Trades Ask Ginnie Mae to Defer to NCUA on Capital Requirements
Current rules treat credit unions like mortgage brokers, and NAFCU and CUNA ask for parity with banks.
Trade organizations on Monday asked Ginnie Mae to treat credit unions on par with banks, instead of lumping them in with mortgage brokers and other non-bank lenders.
The letters from CUNA and NAFCU were in response to a letter from Ginnie Mae seeking comment as it tries to strengthen capital requirements for non-bank lenders to avoid the kind of losses suffered after the financial meltdown of 2008 caused largely by securities made up of bundles of shoddily underwritten mortgages – mortgages largely from banks.
Ginnie Mae buys mortgages from banks, credit unions and non-bank issuers that meet its qualifications. It bundles and sells the loans to private investors as mortgage-backed securities guaranteed by the federal government.
On July 12, Ginnie Mae proposed a capitalization rule that the trade groups argued is unduly harsh and would drive many credit union lenders out of the market.
Moreover, CUNA’s nine-page letter argued that Ginnie Mae is working from an outdated playbook of regulations devised during a time when credit unions were inconsequential in the mortgage market.

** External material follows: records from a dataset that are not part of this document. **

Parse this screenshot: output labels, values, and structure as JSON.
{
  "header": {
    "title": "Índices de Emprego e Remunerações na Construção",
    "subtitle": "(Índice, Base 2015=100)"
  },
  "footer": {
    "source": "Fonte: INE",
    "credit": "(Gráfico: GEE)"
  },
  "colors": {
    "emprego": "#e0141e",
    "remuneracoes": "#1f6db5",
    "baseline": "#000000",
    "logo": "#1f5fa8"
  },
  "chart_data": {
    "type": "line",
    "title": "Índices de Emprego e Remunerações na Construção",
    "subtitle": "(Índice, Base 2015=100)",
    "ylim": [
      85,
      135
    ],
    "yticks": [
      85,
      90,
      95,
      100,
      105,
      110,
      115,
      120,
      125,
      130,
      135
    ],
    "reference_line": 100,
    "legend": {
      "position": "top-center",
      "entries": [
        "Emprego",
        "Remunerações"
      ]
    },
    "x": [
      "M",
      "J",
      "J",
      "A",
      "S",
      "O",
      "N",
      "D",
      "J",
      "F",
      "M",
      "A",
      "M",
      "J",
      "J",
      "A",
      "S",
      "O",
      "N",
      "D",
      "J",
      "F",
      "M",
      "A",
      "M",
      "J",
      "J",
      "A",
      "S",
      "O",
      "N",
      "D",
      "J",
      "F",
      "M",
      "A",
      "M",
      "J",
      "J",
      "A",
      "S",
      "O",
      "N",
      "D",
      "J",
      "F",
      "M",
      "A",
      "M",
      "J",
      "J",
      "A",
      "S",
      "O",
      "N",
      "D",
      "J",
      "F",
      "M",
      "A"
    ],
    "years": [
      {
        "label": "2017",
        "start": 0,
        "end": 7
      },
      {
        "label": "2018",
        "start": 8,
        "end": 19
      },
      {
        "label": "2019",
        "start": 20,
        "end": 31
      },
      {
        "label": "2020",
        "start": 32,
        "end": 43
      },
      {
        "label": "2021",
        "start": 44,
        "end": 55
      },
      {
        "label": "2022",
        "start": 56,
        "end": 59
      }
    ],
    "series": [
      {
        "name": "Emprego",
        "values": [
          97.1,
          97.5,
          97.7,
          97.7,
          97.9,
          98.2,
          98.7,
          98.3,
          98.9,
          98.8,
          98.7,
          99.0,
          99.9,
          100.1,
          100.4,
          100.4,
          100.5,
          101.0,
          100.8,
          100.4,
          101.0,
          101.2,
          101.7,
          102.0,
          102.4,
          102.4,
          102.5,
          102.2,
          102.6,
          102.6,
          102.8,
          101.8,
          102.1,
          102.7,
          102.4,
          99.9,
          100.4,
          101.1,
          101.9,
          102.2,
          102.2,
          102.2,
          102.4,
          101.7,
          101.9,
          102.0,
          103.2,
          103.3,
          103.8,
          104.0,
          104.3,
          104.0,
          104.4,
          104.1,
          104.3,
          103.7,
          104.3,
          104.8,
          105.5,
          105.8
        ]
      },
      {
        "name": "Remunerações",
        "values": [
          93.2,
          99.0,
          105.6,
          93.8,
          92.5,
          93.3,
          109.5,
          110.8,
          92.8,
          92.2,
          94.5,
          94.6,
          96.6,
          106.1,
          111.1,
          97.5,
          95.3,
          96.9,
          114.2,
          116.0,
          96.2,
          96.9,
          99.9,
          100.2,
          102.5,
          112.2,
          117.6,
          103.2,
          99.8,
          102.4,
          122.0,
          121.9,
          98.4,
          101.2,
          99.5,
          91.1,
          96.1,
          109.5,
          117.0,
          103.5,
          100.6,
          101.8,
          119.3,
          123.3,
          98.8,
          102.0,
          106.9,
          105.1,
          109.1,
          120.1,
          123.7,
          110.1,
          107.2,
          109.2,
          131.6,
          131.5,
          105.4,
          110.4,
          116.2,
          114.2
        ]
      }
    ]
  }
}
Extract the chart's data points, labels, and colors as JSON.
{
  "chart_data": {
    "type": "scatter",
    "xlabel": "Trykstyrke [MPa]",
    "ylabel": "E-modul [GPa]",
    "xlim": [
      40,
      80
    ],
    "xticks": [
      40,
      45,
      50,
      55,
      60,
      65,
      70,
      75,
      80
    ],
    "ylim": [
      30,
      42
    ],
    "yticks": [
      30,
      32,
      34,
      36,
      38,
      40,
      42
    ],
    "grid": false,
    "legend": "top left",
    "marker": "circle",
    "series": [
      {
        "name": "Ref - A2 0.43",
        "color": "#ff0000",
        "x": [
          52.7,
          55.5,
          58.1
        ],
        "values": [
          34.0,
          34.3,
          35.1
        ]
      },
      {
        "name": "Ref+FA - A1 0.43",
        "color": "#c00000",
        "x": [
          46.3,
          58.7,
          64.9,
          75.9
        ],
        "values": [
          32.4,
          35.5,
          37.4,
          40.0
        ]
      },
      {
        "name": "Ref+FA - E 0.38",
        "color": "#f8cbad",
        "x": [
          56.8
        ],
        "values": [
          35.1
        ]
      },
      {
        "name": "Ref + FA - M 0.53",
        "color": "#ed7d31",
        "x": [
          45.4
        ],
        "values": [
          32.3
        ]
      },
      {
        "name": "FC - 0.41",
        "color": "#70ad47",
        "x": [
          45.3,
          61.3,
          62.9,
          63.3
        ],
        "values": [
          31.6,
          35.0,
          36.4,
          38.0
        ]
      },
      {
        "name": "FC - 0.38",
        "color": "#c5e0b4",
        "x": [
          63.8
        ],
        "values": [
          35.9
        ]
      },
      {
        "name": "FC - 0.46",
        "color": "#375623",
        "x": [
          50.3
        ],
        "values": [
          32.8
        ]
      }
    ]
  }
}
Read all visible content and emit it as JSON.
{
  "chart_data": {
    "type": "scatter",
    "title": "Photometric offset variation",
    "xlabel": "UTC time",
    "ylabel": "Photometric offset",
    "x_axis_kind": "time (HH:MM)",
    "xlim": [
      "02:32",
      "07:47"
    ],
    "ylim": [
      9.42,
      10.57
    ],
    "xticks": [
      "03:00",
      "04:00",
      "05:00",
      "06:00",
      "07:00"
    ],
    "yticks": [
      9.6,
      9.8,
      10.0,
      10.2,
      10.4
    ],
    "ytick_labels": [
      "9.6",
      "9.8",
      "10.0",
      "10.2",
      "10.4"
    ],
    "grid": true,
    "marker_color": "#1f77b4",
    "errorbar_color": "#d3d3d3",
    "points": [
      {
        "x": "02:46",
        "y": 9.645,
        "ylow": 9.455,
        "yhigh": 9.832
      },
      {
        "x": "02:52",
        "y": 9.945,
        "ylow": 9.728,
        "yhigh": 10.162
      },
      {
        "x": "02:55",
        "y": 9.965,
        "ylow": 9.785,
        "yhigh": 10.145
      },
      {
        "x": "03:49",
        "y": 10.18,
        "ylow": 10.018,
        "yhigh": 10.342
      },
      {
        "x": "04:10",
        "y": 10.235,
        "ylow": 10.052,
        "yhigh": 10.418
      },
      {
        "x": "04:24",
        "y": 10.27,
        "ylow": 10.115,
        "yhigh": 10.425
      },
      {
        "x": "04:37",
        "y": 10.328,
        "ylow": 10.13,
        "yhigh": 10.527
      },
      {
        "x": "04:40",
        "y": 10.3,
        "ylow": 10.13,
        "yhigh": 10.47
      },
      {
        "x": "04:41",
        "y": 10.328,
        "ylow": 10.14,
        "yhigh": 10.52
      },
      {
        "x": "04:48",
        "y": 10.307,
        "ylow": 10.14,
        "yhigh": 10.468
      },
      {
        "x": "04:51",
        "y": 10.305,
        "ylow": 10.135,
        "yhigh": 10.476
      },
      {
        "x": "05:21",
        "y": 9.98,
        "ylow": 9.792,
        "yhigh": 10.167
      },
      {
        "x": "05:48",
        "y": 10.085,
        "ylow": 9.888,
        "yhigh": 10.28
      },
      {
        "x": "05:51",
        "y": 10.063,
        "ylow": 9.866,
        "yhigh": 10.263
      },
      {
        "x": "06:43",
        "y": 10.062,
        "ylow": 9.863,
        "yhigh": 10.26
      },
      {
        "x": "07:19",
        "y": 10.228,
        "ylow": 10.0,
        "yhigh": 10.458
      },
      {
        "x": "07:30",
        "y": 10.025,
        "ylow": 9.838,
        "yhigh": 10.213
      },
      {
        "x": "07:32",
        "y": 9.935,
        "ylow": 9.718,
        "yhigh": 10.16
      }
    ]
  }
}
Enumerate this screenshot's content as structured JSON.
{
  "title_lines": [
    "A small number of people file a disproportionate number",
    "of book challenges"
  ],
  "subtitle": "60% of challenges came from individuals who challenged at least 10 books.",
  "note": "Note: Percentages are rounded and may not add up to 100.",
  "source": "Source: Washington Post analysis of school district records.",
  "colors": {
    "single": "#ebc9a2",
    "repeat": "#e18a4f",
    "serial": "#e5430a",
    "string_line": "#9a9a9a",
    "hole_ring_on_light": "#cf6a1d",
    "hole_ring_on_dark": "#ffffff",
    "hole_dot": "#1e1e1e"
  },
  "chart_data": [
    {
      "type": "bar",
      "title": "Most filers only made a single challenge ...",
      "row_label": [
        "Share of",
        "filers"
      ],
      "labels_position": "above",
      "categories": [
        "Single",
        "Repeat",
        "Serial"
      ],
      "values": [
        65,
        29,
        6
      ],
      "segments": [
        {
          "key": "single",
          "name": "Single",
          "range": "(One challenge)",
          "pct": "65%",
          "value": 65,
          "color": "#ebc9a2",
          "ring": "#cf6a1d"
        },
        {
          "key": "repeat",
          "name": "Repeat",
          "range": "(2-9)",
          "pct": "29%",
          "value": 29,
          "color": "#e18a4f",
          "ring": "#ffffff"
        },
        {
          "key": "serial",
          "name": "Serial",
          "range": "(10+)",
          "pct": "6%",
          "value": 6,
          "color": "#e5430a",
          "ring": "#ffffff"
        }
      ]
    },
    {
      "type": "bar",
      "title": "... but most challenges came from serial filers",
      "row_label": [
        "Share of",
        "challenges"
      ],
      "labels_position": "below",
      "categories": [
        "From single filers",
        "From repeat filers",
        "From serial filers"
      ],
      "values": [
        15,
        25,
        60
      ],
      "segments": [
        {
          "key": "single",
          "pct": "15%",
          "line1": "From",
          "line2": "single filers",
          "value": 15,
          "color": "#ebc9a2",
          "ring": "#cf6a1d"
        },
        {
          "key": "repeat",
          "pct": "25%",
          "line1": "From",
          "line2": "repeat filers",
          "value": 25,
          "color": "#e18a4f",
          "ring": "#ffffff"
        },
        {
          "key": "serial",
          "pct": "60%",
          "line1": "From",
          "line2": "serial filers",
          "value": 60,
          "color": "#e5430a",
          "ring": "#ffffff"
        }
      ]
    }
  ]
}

Elizabeth M. Young LaBerge, CUNA’s senior director of advocacy and counsel, wrote that credit unions originated only 1.9% of mortgages in 2007 when the housing bubble burst, triggering failures among mortgage-backed securities. However, credit unions had the strength to become larger players in the market, originating 8% of mortgages in 2020.
“While banks may have retreated from the mortgage market since the 2008 financial crisis, credit unions have not,” LaBerge wrote. “A fast-growing number of this nation’s millions of credit union members rely upon their credit union to help them purchase, renovate or refinance their home.”
LaBerge wrote that credit unions are considered “depository institutions” in other circumstances, but not in Ginnie Mae’s regulatory definitions.
“This treatment has no statutory basis and Ginnie Mae has not publicly offered any policy explanation for this treatment,” she wrote. “Credit unions should be treated as the insured depository institutions they are.”
Instead of applying a new set of capital requirements Ginnie Mae is considering for non-banks, it should place credit unions on par with banks. Just as Ginnie Mae defers to the FDIC and other federal regulators for the capital requirements and soundness of banks, it should defer to the NCUA for capital requirements for credit unions.
Aminah M. Moore, NAFCU’s regulatory affairs counsel, wrote that Ginnie Mae’s proposed capital requirements would be stricter than the NCUA’s standards and would likely discourage credit unions from becoming Ginnie Mae issuers, and by extension hurt low-income, moderate-income (LMI) and minority borrowers.
“This will have a chilling effect on the market for FHA loans, preventing some LMI borrowers from becoming homeowners and further expanding the racial homeownership gap that prevents many Black and brown consumers from building and maintaining wealth,” Moore wrote. “If the changes proposed in this RFI serve as a barrier to credit unions becoming Ginnie Mae issuers, it will hurt the members and the communities at large that the FHA was created to help and protect.”